Cade shrugged. “He had multiple felony charges brought up against him. Forgery, of course, then fraud, tax evasion, running a criminal operation. And doing away with one pesky reporter. Go ahead, call him nice.”
Coco looked down. Cade’s antagonism toward Frank was justifiable. “I suppose you’re right, and he deserved to be punished. But as an artist, I am curious,” Coco admitted in a way of explanation. “Does your family still have his works?”
“God, no. Everything he left behind was thrown away. As for what had already been sold, I imagine there are plenty of collectors today who are sitting in their leather armchairs admiring their very expensive Dali or Picasso, having no clue about their investment’s real origins. It’s impossible to track Frank’s legacy. He was a prolific forger.”
“I didn’t mean his forgeries. I meant his own paintings.”
Cade cocked his head. “He never painted for himself.”
“All artists create to self-express. It’s only natural.”
“His forged paintings contained plenty of self-expression. Went a long way toward helping move his inventory. After all, if this example of synthetic cubism by early Carl Holty projects so much feeling, surely the damn thing must be original.”

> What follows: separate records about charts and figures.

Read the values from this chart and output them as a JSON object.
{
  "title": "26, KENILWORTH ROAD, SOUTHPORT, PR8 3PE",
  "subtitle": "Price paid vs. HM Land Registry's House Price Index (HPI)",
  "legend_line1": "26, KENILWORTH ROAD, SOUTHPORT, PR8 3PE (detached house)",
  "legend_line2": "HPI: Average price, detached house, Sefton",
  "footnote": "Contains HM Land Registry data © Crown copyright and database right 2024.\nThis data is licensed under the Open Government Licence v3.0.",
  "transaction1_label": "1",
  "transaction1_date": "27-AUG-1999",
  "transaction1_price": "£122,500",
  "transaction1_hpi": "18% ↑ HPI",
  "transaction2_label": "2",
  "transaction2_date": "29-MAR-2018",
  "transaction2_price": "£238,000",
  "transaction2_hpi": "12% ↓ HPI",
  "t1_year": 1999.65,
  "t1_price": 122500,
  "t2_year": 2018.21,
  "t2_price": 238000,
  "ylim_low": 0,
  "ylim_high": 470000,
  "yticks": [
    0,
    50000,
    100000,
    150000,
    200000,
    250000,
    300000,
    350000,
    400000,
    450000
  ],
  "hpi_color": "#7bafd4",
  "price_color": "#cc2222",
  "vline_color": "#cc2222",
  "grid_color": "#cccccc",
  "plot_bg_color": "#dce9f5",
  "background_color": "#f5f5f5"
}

Coco absorbed this explanation. “I am surprised you know Carl Holty. I am blown away that you know his style.”
“Everyone did cubism back then. It was a huge fad in the early 1900s,” Cade grumbled, further cementing Coco’s suspicion that his knowledge of art history went a lot deeper than he let on.
“Cubism was revolutionary in terms of shaping modern arts,” Coco remarked. “It still has a huge following.”
“I let experts like you worry about the direction of modern arts. I’ve had enough of it with Frank to last me a lifetime.”
“That explains why you have a better grasp of the arts thanDan,” Coco mused.
Dan’s name shattered the fragile illusion of normalcy that had fallen over their table.
Cade’s lips twisted in an ironic smile. “Another argument why Dan can never make a good long-term partner for you. No common ground.”
She frowned, weighing the wisdom of asking him, but decided she had nothing to lose.